Monday’s regional summit helped pave the way for the surrender, by outlining that the Congolese government would sign a peace deal five days after the rebellion was officially renounced. A deal is expected to be signed by as late as next week.
Several of the cell phones belonging to M23’s top commanders are shut off, says researcher Christoph Vogel. Though not certain, that may mean they have already fled the country or are on the run. Congo expert Jason Stearns posed some concerns in a blog post last week. Issues like revenge attacks and political impacts linger over today’s news.
If the M23 is defeated, the Rwandan, and possibly the Ugandan governments will have to decide whether they will arrest the fleeing leaders or give them amnesty. The Congolese army will be under scrutiny to see how they manage their victory––any revenge attacks or targeting of suspected M23 collaborators could spoil the mood, and many will wait to see if they proceed to target the FDLR as promised.

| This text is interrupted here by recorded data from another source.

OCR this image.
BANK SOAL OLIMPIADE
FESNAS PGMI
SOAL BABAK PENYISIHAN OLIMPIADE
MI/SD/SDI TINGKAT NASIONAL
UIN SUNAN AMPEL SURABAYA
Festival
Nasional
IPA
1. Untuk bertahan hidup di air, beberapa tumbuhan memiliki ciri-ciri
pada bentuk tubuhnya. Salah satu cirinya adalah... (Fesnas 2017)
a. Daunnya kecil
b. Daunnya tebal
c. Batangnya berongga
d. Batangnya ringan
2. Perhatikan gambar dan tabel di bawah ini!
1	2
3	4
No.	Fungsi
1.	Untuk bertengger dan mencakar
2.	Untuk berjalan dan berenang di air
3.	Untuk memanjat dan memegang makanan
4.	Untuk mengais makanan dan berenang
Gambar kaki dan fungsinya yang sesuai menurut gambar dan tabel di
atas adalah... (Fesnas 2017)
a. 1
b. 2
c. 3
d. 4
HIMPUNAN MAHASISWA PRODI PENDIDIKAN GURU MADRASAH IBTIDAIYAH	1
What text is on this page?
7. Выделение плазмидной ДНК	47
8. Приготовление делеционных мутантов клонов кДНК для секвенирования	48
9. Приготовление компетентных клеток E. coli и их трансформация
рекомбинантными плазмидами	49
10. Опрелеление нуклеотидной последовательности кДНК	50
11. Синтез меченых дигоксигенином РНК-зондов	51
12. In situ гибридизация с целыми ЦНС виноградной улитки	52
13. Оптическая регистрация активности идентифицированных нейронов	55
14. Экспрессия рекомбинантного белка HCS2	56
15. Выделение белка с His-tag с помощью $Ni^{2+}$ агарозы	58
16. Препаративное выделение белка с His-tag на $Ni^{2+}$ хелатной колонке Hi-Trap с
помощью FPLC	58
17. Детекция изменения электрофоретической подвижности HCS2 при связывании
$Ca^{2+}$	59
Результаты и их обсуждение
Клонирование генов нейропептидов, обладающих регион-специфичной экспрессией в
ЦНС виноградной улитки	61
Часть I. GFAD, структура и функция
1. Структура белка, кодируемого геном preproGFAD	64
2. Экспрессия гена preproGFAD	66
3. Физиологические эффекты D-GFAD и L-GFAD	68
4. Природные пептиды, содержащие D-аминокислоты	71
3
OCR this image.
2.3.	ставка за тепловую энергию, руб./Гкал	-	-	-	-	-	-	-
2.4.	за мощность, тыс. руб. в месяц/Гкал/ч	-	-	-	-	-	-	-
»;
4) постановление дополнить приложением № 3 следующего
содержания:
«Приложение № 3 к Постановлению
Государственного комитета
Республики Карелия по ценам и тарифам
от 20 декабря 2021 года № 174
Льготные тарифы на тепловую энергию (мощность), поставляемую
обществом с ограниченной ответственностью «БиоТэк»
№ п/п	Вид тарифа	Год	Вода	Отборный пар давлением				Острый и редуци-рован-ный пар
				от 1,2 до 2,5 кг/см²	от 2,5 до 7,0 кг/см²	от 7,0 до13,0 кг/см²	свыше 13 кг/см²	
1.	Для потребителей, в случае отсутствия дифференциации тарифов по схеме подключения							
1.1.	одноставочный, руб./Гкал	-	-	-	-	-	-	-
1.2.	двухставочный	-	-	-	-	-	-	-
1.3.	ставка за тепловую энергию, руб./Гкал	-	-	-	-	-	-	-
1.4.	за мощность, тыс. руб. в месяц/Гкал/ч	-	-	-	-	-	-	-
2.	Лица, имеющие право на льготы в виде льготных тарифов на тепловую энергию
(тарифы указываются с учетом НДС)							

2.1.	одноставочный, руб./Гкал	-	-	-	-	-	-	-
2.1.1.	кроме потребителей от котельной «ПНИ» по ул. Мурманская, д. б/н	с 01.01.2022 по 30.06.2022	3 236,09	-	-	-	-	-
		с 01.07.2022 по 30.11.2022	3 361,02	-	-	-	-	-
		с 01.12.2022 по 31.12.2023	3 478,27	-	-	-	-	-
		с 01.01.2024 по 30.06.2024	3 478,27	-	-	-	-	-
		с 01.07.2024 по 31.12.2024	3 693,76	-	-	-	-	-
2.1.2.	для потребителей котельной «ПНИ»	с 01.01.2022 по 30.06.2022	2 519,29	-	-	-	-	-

Finally, the impact of a victory on the larger peace process in the region would be powerful. President Kabila, who signed the Framework Agreement last February largely due to pressure from the M23, could shake off some of the pressure on him to carry out national reforms and would be buoyed by the popularity such a victory would certainly bring.
Other rebel groups remain in the eastern DR Congo, but the connections between the groups that are traced to M23 might signal an end for conflict in the region, says Vogel. However, he stresses that the underlying problems that gave rise to the rebellion and allowed it to last for nearly two years have yet to be addressed. The government, led by Joseph Kabila, has shown little ability nor will to reform the nation’s fragile security situation.
There is early optimism about today’s development. Former Senator Russ Feingold, the US special representative for the Great Lakes region, expressed calculated hope.
“In a region that has suffered so much, this is obviously a significant positive step in the right direction,” he said.